For Nadin Al Maskari, her skin is nature's canvas on which she creates beautiful works of art.
Her hands, feet and thighs are covered in intricate and colourful patterns she is happy to share with the world.
The 32-year-old Emirati's flair for such personal creativity was inspired by the skin condition, vitiligo, which she developed when only 13.
It is a condition in which the skin loses its pigment cells, often resulting in discoloured patches on different parts of the body.
Ms Al Maskari likened the patches to a pattern and began to paint henna around it and posted the results to Instagram, a platform on which she has more than 1,400 followers.
Her artistry resonated particularly strongly - and positively - with those who also have vitiligo.
“I want to show people that there is a beautiful side to vitiligo and to look at it from that angle and not as a stigma or a skin disease. There are far worse things in the world," said Ms Al Maskari, from Abu Dhabi.
"We should not worry or think too much about what people think, we are the ones who have to live with it at the end of the day. If I can show it in a positive light then why not.”

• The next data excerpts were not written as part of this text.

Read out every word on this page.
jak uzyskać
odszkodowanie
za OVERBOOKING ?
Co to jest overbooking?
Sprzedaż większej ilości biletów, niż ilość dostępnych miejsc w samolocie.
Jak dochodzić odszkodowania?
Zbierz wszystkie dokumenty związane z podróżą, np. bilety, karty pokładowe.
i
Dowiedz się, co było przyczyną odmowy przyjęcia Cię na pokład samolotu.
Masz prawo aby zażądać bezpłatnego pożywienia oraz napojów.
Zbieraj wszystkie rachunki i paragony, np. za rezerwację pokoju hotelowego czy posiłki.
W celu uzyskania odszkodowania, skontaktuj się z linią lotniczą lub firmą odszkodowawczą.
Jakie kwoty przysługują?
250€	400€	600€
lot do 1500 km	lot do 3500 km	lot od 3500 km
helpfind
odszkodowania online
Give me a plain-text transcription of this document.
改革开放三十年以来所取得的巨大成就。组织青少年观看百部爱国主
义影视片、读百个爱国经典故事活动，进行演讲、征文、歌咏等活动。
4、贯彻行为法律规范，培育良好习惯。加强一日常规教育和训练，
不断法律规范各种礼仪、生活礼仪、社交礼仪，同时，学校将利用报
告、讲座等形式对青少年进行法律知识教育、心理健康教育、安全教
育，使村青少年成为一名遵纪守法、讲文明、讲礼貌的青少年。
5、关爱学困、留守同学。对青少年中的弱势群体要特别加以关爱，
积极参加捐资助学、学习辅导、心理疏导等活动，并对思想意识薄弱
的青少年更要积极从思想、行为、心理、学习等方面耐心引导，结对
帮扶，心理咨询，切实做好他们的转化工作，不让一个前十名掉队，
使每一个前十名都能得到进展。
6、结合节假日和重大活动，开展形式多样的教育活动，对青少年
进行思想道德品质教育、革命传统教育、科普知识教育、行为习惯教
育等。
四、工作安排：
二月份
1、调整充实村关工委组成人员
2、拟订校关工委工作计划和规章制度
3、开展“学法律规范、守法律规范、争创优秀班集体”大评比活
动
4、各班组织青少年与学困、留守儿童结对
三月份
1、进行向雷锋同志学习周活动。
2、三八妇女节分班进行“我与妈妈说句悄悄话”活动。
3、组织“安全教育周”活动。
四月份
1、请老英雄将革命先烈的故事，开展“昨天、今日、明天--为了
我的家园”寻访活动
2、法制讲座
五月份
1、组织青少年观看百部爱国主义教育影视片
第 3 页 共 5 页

For many around the world, vitiligo carries with it a social stigma and can lead to isolation, depression and loss of self-esteem.
Dr Shubhada Bichu, a specialist dermatologist at Burjeel Specialty Hospital, said that children with vitiligo can be singled out by bullies at school.
“Bullying does happen when it starts in childhood. School aged children are picked on, ridiculed and shunned by their friends," said Dr Bichu.
"For adults it is more of social stigma, patients will feel depressed especially if it is on a visible area like the face and hands and feet. It doesn’t affect the health of the patient but does affect the quality of life.”
The doctor said she sees one or two cases each month.
There is no cure for the disorder but there are therapies available to even out the skin tone.
It is a more common than you might imagine, affecting between 0.5 and 1 per cent of the world's population.
Ms Al Maskari does not use makeup to cover her skin and decided against pursuing laser treatment after trying it several years ago.
She is aware that her appearance can lead to many questions from other people, including how quickly the patches develop.
“It is sporadic, sometimes I get a new patch after three days and sometimes a couple of months or a year for one to develop,” she said.
Ms Al Maskari has never shied away from her condition and embraces who she is, though she is loathe to call herself an inspiration to others.
By helping herself to feel good, she hopes other people will feel more comfortable in their own skin as a result.
“I would like people to know that people who have vitiligo are beautiful as they are and I invite them to ask questions. The majority of us welcome questions.
"I do not see myself as inspirational, I really do it because it makes me feel good and I feel that my skin looks pretty," she said.